The Null Device

I (heart) Commercial Radio

The radio in the office next door is tuned to a commercial radio station. Despite my well-stocked Archos Jukebox and set of PC speakers, I cannot escape this. Part of this is bad music, middle-aged rockers howling out bland MOR ballads, like some meaningless ritualisation of what was once a mating call. But most of it is ads. Annoying, intelligence-insulting, in-your-face ads. They tend to fall into three categories:

One thing one notices about commercial radio is the way all the advertisers (and the announcers) constantly speak with that "I'm Excited! Ask Me Why!" tone of voice; their voices are always raised, sometimes to the point of shouting, and each syllable sounds like the start of a new sentence.

Why anybody would willingly choose to subject themselves to this, I do not know. Though I have some theories; perhaps the constant sugar-rush of excitement in the advertisers' voices is contagious, acting as a subconscious stimulant, helping the average working stiff through their otherwise tedious and/or exhausting day with a plastic smile on their face, and keeping them from realising the all-pervading emptiness of their life and collapsing into black despair? It's just a theory.

As for me? I'll stick to 3RRR, thanks.

There are 11 comments on "I (heart) Commercial Radio":

Posted by: dj http:// Thu Aug 28 07:19:05 2003

I agree 100%. i refuse to listen to commercial radio because of the ads. some of them are so bad its unbelievable, especially when the announcers read them.

Posted by: Alex Thu Aug 28 09:41:22 2003

Listen to the 'traffic reports'. Starts with an ad, then the data, then another ad, then the signoff. It's radio product placement. Log the songs you don't like, log the songs you can barely tolerate ... have a 'zen tv experiment' time with it. Listen objectively?

Posted by: gjw http://the-fix.org Thu Aug 28 11:09:17 2003

And there's just so many of them! I can't understand how people can stand it. But I think maybe it is addictive, and maybe it's what a lot of people _expect_ from radio. The "commercial radio" people I know complain about the "dreary, unprofessional" voices on JJJ and community radio. I just think the voices sound _real_.

Posted by: sam http:// Thu Aug 28 11:22:02 2003

dreary? unprofessional? they sound much more alive and so completely the opposite of dreary to me..

Posted by: limey http://asseptic.org/433 Thu Aug 28 12:50:31 2003

I reckon the basis for that kind of advertising is like spam or TV shopping. As ITE's Ed put it, even if only 1% of all those exposed to such propaganda fall for it, it means a lot of profit.

Posted by: Graham http://grudnuk.com/ Thu Aug 28 15:16:17 2003

Singing along to Wuthering Heights or Bohemian Rhapsody in the workplace usually gets people to change the station or turn it down.

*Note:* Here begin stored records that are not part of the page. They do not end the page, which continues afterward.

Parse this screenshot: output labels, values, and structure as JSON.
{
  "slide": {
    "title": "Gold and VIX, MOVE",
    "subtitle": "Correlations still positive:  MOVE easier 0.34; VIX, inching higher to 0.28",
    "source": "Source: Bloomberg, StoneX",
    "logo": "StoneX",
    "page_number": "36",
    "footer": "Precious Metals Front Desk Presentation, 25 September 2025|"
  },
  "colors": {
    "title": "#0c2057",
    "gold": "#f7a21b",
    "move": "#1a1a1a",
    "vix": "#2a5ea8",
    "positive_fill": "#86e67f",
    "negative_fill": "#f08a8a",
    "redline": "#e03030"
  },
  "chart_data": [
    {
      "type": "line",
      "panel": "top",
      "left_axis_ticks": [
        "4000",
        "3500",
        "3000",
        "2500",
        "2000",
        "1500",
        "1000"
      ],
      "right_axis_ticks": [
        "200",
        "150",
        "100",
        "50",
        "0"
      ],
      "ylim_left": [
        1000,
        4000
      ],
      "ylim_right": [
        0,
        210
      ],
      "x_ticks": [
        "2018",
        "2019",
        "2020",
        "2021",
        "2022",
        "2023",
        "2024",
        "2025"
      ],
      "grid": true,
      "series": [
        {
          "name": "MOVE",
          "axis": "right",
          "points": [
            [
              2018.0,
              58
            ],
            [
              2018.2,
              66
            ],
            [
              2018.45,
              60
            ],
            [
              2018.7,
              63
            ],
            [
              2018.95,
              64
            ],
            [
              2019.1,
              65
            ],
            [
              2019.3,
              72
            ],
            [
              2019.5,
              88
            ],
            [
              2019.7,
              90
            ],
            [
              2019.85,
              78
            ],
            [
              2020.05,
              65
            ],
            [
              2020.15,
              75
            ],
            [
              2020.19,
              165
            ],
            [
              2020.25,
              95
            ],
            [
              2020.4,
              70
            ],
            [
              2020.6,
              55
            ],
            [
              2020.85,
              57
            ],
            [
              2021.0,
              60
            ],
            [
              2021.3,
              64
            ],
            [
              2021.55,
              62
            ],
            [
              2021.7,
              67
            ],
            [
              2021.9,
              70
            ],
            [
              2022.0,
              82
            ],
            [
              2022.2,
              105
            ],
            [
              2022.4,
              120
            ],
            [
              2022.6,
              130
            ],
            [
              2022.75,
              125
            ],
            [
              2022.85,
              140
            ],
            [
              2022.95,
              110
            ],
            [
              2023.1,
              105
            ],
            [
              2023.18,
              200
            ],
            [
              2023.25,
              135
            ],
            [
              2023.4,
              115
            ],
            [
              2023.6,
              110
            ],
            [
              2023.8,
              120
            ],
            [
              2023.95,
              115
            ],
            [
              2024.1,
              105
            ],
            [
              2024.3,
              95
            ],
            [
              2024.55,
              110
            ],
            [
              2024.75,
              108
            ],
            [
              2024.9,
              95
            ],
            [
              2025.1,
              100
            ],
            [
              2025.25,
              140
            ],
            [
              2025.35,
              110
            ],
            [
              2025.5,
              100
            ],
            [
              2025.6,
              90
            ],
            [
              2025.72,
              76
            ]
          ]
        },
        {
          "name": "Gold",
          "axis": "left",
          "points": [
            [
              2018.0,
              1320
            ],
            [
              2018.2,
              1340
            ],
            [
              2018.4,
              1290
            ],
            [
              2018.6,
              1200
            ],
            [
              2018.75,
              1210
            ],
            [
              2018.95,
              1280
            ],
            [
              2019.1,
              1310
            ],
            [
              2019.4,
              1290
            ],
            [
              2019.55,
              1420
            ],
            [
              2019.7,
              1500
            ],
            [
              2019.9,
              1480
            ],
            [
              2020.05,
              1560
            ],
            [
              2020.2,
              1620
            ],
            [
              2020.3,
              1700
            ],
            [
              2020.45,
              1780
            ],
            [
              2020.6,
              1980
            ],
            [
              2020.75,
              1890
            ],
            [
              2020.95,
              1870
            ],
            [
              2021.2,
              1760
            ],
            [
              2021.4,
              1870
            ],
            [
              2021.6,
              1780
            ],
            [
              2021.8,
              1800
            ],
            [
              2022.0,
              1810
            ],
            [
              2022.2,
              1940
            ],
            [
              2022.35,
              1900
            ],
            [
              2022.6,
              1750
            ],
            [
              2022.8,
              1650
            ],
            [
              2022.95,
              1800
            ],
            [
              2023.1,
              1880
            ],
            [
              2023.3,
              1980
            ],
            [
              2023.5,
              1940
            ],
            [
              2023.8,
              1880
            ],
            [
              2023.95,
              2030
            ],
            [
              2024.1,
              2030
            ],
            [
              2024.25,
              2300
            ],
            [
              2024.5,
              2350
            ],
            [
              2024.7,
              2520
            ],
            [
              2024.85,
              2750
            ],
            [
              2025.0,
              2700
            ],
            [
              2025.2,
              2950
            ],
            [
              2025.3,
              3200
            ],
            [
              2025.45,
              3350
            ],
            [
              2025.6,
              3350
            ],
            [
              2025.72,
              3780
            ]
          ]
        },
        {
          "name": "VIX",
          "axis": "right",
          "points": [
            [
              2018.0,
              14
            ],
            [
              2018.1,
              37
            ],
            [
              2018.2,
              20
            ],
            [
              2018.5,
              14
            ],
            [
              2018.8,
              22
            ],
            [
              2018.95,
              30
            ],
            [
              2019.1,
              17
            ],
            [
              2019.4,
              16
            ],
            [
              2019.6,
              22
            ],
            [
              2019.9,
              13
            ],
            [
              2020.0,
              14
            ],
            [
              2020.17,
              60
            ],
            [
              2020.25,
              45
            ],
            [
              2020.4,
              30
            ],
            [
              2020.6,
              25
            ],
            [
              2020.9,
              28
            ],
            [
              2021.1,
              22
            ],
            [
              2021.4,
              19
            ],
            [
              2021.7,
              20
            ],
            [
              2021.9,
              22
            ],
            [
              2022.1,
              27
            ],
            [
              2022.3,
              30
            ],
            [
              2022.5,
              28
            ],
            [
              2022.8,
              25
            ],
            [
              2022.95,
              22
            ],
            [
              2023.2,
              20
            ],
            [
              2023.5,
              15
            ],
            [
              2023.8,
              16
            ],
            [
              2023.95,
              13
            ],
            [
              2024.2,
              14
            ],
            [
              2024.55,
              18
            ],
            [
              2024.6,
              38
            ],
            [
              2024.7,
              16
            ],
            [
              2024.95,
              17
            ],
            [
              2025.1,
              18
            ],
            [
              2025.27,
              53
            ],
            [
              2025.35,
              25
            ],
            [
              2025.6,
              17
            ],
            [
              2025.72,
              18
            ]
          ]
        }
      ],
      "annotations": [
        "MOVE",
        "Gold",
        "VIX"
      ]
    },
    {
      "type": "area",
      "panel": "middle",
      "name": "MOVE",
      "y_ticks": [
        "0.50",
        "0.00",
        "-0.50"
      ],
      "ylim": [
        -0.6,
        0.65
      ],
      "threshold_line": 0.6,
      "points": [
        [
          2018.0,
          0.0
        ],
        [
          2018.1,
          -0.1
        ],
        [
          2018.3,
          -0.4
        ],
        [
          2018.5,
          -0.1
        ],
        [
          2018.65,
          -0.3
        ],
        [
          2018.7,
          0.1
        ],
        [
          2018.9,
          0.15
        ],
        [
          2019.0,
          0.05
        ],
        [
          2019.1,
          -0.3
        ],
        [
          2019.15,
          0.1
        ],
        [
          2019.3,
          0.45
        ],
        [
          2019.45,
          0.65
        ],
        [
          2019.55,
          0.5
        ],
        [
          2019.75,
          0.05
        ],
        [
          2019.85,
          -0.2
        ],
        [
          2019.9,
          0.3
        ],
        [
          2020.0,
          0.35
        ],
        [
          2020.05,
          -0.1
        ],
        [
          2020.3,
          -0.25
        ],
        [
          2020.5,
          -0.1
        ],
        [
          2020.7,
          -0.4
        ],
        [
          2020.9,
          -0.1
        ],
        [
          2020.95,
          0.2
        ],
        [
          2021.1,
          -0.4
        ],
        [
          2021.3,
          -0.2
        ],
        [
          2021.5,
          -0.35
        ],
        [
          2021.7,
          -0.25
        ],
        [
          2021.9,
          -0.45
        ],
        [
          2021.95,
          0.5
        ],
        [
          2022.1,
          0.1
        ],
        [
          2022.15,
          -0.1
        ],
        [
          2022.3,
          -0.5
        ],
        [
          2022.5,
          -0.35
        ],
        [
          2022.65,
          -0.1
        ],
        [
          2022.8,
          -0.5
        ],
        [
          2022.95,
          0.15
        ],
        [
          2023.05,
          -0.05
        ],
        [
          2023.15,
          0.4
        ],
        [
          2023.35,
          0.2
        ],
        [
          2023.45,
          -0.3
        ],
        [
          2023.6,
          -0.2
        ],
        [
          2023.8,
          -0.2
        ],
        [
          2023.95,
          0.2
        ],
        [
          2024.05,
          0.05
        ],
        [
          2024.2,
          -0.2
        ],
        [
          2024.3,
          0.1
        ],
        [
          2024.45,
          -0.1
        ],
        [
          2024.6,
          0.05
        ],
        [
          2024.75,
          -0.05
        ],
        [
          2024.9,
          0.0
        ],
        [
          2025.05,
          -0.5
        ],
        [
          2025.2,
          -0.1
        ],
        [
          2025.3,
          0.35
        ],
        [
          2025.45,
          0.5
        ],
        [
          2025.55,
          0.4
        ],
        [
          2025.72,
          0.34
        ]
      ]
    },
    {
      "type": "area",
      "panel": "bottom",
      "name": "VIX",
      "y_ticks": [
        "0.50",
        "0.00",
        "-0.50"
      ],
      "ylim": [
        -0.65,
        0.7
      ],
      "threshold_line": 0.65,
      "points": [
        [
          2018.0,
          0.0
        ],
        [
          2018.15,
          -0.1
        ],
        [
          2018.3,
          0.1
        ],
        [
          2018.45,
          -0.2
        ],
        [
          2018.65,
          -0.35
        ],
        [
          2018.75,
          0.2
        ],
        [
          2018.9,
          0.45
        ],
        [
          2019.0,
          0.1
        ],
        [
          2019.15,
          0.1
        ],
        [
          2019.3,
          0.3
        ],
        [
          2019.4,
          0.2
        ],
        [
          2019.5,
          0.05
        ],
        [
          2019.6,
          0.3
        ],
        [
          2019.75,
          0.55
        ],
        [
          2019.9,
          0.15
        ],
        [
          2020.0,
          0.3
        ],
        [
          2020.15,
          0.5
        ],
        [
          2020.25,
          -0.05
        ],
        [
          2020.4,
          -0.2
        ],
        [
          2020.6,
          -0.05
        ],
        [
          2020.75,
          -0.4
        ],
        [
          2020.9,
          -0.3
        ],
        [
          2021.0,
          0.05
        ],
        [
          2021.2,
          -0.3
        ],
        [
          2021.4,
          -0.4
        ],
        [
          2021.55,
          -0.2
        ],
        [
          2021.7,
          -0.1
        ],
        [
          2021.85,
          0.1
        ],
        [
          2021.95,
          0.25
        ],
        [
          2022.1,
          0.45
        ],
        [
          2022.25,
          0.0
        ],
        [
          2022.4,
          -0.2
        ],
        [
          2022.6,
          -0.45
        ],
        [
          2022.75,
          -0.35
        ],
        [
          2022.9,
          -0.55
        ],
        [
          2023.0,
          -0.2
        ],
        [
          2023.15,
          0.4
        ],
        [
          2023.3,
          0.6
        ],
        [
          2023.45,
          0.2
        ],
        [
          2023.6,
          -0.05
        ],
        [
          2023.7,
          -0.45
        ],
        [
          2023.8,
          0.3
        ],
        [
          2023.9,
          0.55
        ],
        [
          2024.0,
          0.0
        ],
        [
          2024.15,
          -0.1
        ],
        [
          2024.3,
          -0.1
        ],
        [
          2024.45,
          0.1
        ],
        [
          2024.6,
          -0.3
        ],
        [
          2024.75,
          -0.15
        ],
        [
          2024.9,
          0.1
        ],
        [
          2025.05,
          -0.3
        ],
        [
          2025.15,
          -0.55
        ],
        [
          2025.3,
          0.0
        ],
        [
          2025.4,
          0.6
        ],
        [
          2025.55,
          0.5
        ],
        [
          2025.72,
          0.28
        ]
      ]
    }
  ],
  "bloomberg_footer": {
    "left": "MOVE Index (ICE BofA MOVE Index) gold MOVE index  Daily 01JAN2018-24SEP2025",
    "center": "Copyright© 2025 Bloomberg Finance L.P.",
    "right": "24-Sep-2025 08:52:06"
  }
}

Posted by: dj http:// Fri Aug 29 00:49:57 2003

excellent strategy Graham, i shall keep that in mind if i ever face myself in a situation where its use is paramount.

Posted by: Bowie http://realkosh.weblogs.com/ Fri Aug 29 05:26:05 2003

I often wish they'd just do away with the DJ altogether. I can't stand the ads on commercial stations but chatter gets to me to. I want to hear music, or at the worse, ads for gigs in Melbourne. Triple R gets my vote although it has the annoying DJs who speak about three words, wait five to ten seconds, speak three more words... all over the music you're trying to hear... it's still better than BUY NOW but I prefer listening to a CD.

Posted by: acb http://dev.null.org Fri Aug 29 05:58:45 2003

Depends on the programme; Steve Wide seems to be fairly good, as do the Local and/or General people.

Posted by: Pat McGroyn http:// Fri Aug 29 06:53:29 2003

Here's what you do.

Get an iPod and an iTrip radio transmitter. Set the iTrip to your COWorker's radio frequency and play 1.) music YOU like 2.)strange creepy voices 3.)loud phone sex

Hilarity will follow.

Posted by: Waz http:// Sun Aug 31 09:21:49 2003

Try going out with a girl who does the special prize giveaways ala icey cold coke promotions for a commercial radio station. I literally thought she was giving something away once when she got even remotely excited during a normal outside-work situation.